Blood sugar problems are a combination of excessive stimulants and stress. There are two ways to increase your blood sugars; one is to eat more glucose and the other is to increase your levels of stress hormones, adrenaline and cortisol. To raise the stress hormones there are two ways; consume a stimulant, tea, coffee etc or react stressfully to a situation.

If you understand this it is easy to understand how easy it is to become caught up in a cycle of stress, sugars and stimulants. Much of the time it will leave you feeling depressed, tired and stressed most of the time. This happens because you lose control of your blood sugars and each morning wake up with low blood sugars and not enough adrenaline to kick start your energy levels. You then either start the day with a stimulant or no breakfast which starts the cycle and will have a negative effect on your mood.

Caffeine makes people feel energised, alert and generally better. However, it is addictive and the result of caffeine is a response to the withdrawal rather than a positive benefit. People who drink more than 5 cups of caffeine a day are found to have higher levels of anxiety and depression, as well as lower memory and academic performance, than those who abstain from caffeine (American Journal of Psychiatry – 1,500 people studied).

Caffeine blocks the receptors for a brain chemical called adenosine, whose function is to stop the release of the motivating neuro transmitters called dopamine and adrenaline.

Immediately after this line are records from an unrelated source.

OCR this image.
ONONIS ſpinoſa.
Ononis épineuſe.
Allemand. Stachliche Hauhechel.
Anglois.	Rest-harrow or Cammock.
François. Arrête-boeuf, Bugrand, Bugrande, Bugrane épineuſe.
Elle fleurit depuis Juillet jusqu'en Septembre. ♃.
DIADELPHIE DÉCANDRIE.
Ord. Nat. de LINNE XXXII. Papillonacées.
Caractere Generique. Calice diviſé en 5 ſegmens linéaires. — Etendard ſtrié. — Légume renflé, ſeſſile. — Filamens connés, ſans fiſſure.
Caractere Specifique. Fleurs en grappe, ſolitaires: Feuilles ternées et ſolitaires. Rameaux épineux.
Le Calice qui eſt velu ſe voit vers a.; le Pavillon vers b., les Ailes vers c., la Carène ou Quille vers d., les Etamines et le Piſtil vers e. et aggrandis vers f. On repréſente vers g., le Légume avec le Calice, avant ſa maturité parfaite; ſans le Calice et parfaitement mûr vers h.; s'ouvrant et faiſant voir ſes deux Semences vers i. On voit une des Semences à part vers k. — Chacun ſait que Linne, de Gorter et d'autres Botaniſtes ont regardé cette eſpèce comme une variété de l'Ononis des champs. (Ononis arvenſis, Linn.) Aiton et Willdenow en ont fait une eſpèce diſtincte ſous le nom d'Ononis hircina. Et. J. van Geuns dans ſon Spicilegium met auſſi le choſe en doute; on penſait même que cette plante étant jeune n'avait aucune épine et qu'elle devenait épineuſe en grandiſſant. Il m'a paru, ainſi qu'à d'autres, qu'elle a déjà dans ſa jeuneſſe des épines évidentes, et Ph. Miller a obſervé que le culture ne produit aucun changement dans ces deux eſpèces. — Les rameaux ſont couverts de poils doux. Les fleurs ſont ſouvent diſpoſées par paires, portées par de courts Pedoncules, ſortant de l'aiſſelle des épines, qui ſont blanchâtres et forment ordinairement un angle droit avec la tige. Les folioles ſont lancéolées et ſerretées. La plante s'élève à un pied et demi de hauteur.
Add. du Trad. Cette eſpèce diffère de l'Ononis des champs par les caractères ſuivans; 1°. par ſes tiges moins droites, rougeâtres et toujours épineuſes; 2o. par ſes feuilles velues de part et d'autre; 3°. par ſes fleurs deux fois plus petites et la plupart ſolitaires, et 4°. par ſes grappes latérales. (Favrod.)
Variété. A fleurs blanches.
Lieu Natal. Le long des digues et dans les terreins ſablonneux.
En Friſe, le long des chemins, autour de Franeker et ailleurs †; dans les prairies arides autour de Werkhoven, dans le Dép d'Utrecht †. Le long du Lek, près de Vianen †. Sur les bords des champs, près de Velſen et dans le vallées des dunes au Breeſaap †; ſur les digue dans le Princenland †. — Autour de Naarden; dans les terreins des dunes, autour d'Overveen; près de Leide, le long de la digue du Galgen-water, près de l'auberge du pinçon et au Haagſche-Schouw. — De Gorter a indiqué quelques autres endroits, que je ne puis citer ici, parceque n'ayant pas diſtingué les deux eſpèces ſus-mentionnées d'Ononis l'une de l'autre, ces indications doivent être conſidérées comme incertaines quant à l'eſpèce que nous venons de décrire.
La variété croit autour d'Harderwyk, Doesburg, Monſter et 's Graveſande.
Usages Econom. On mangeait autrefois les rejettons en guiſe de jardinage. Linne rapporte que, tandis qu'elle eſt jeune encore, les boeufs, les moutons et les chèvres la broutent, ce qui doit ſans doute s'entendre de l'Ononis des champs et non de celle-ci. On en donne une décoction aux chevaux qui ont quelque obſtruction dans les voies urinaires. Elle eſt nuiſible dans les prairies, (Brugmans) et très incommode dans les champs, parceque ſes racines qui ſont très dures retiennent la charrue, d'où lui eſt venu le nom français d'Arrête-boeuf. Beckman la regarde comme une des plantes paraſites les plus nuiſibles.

The more caffeine and stimulants you rely on, the less your body will naturally produce, so you need to rely on more stimulants to keep ‘energised’.

Kicking the Habit

If you would like to stay in good long term mental and physical health it is best to stay away from stimulants. This is much easier said than done if you have been dependant on them for a long period of time. Coffee has three stimulants with the strongest being caffeine – the effect is disturbed sleep patterns, headaches and tiredness if an individual does not have it regularly.

However, if try to cut down 2 cups a week within a month you should not be reliant on coffee and begin to feel much better. The same applies for coca cola and red bull, these contain almost as much caffeine and sweetners etc – not good for stable blood sugars.

Alternatives to coffee are all herbal teas and some more alternative ones called Caro Extra and Bambu which are thought to replicate the taste of coffee. A strong mug of tea has as much caffeine as a regular mug of coffee. It also contains tannin which interferes with the absorption of iron and zinc. Earl Grey contains an extra stimulant called Bergamot. The best alternative for tea is Rooibosch and fruit teas.

A small amount of good quality chocolate does no harm, however lots of cheaper chocolate will unsettle your blood sugars and give you a similar reaction to caffeine. The best way to quit is to have no chocolate at all and try and balance your sugar intake by avoiding any high GI foods. After two weeks of hard discipline you will no longer crave chocolates at all.